И так на протяжении пятнадцати часов тридцати минут. В половине восьмого утра измученная королева ответила на последний вопрос:
— Двадцатью пятью миллионами голосов Франция провозгласила себя республикой. Готовы ли вы и ваш сын жить как простые граждане в этой республике, хотите ли вы, чтобы республика победила своих врагов?
— Я уже отвечала на эти вопросы. Больше мне нечего сказать.
Обессиленная бесконечным допросом, на следующий день Мария Антуанетта уже не отрицала, что получила записку от приходившего к ней человека и булавкой наколола ответ, сообщая, что находится под постоянным наблюдением; под натиском вопросов она призналась, что видела этого человека раньше, а именно 20 июня 1792 года в Тюильри.

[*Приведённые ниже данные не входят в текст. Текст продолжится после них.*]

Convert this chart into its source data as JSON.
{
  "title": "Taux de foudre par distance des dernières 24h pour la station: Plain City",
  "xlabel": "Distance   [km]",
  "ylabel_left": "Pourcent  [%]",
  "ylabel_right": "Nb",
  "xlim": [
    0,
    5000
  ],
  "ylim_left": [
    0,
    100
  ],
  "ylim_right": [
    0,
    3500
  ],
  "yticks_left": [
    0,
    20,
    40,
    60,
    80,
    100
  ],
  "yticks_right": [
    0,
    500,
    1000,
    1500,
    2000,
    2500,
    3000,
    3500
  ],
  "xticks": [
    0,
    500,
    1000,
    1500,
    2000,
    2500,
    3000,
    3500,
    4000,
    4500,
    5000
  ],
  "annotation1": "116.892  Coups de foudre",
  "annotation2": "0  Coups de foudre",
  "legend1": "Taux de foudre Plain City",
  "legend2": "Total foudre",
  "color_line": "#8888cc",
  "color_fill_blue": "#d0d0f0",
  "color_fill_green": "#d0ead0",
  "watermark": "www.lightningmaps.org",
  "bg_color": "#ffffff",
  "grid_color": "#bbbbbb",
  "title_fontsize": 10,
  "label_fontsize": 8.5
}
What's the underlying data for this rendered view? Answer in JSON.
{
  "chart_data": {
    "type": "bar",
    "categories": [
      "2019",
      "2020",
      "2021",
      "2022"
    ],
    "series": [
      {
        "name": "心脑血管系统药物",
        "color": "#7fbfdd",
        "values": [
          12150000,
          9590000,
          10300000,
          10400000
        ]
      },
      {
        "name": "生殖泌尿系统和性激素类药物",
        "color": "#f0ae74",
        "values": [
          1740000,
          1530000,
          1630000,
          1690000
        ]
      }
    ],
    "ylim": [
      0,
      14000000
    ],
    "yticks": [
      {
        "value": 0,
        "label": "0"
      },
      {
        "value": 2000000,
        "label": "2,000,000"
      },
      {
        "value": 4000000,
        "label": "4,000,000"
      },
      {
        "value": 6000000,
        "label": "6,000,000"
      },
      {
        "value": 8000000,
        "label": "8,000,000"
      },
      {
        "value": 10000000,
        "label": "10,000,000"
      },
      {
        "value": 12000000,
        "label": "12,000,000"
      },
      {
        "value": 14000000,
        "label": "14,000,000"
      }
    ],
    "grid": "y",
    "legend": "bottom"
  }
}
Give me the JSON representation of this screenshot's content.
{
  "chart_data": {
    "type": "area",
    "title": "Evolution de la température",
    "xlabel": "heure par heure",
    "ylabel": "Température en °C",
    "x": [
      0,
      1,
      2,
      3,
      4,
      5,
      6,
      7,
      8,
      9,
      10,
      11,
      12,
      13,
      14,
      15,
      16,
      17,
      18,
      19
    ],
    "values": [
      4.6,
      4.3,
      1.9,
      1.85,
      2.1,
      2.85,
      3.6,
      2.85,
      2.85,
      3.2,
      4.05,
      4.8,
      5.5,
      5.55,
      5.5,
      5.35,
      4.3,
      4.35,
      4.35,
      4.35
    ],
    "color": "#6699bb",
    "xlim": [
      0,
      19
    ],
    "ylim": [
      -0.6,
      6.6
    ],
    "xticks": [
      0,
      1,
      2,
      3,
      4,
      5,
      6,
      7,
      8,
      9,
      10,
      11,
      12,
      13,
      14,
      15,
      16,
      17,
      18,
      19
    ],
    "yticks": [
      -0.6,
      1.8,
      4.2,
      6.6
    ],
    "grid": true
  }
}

— Почему вы боялись, что его узнают?
— Потому, что любой, кто приходит сюда ко мне, рискует оказаться под подозрением.
«В завершение допроса вдова Капет заявила, что сначала не могла сказать правду, потому что не хотела компрометировать этого человека и предпочла навредить самой себе; но, увидев, что все раскрыто, она без колебаний рассказала все, что знала», — гласил протокол.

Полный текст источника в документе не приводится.